A letra começa assim: “dinheiro, liberte-se”. Quem lê isto, imagina logo de cara que a letra está sugerindo que devemos nos libertar, ou, fugir do dinheiro. Mas eis que vem o segundo verso emendando: “arranje um bom emprego com o maior salário que você fica legal”. Ou seja: a idéia do “liberte-se” transforma-se em “o dinheiro é que nos liberta”. O verso seguinte releva o dinheiro como alavanca universal: “Dinheiro, é combustível”... Assim sendo, como o mundo é fomentado pelo dinheiro, devemos agarrá-lo “com ambas as mãos” – pouco importando como... A chave para entendermos a dimensão da ganância e egoísmo – e as possíveis ilicitudes dos ganhos – está na recomendação seguinte: “esconda o dinheiro”. Assim, será possível todos os ícones da luxúria: carro novo, caviar, casas cinematográficas, cruzeiros dos sonhos etc. Por fim, vem a idéia da compra de um time de futebol. Neste desfecho da estrofe entramos numa lacuna interpretativa. Não se sabe ao certo qual o propósito de Waters ao fazer a referência ao futebol, mas poderíamos especular algumas idéias que, por fim, convergem para a própria luxúria. Em primeiro lugar, já naquela época (início dos anos setenta) o esporte inventado pelos ingleses já se configurava como uma paixão mundial ao mesmo tempo dispendiosa e (aparentemente) supérflua – já que o futebol, direta ou indiretamente, sempre movimentou fortunas. Não bastasse isso, o futebol é reconhecidamente uma das maiores fontes de lavagem de dinheiro. Se é verdade que tal realidade é algo bem antigo para o direito tributário, também é verdade que a lavagem de dinheiro no futebol é algo relativamente novo para a mídia. Seria, pois, forçar demais a barra dizer que Waters tivesse fazendo uma referência também à lavagem de dinheiro... Mas nunca é demais lembrar: estamos tratando de Pink Floyd...

Na segunda estrofe, vem outro recado: “Dinheiro, afaste-se”. Tal qual na primeira estrofe, quando começamos a imaginar que a letra sugere que “devemos nos afastar do dinheiro”, o verso seguinte nos dá uma idéia totalmente diferente: “afaste-se da ‘minha’ grana, seu peão”. Neste caso, a idéia lembra-nos a teoria marxista da mais-valia; da exploração da força de trabalho que suscita a lógica que, para a existência de um milionário, é necessária a existência do miserável. Assim, para a possibilidade do carro zero, caviar e os luxos citados na primeira estrofe é necessário que se tenha por perto um ‘jack’ (trabalhador de baixa renda; um ‘peão’ no nosso linguajar) com seu “trabalho honesto, sofrido e mal remunerado” – e desde que este ‘jack’ se mantenha longe da grana.

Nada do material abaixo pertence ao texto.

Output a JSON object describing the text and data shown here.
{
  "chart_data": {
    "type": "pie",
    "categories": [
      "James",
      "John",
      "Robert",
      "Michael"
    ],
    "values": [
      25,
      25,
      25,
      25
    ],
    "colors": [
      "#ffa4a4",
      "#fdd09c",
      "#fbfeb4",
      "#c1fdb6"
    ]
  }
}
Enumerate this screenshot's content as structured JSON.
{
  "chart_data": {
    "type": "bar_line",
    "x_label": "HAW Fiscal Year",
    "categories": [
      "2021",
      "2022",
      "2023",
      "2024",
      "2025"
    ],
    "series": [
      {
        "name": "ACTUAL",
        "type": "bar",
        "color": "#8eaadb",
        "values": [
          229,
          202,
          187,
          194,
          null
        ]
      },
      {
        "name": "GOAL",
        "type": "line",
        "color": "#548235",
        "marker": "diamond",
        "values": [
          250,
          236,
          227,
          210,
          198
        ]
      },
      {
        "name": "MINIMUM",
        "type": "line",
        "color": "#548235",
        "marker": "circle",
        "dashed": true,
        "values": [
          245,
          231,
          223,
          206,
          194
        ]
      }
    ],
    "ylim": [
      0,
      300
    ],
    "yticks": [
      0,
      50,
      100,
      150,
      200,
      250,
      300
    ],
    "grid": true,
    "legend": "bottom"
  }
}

Os quatro últimos versos da estrofe mostram que o dinheiro, enfim, é sinônimo de sucesso exatamente porque é segregante. Assim, o sucesso, certamente, nunca chegará a quem “rala” para ganhar uns poucos trocados. O sucesso, isto sim, só chega para aqueles que experimentam o conforto das áreas VIP; que viajam de primeira classe. Uma vez que é imprescindível aos gananciosos marcar cada vez mais sua posição social, ou, sua superioridade (financeira), por que então não comprar logo um avião particular?

Na terceira estrofe, temos: “Dinheiro, é um crime”. E repete-se a lógica contraditória das outras duas estrofes, só que desta vez imbuído por um cinismo: quando passamos para o verso seguinte, constatamos que o crime, na verdade, é não repartir o dinheiro com justiça; e uma vez repartido, crime também é meter a mão na grana alheia. Este desfecho reproduz claramente o cinismo do patronato: “é preciso repartir o bolo (justiça social), mas desde que não metam a mão no meu naco (fortuna)”. Ou seja: nesta lógica, nunca haverá justiça social. E os dois últimos versos dizem exatamente isto: “eles” (o patronato) dizem que o dinheiro é a fonte de toda a desgraça do mundo; mas se você for pedir para “eles” um aumento, é claro que eles não vão te dar. Tal lógica é bem sintetizada num utópico dito popular: “se dinheiro não traz felicidade, dê-me o seu e seja feliz”.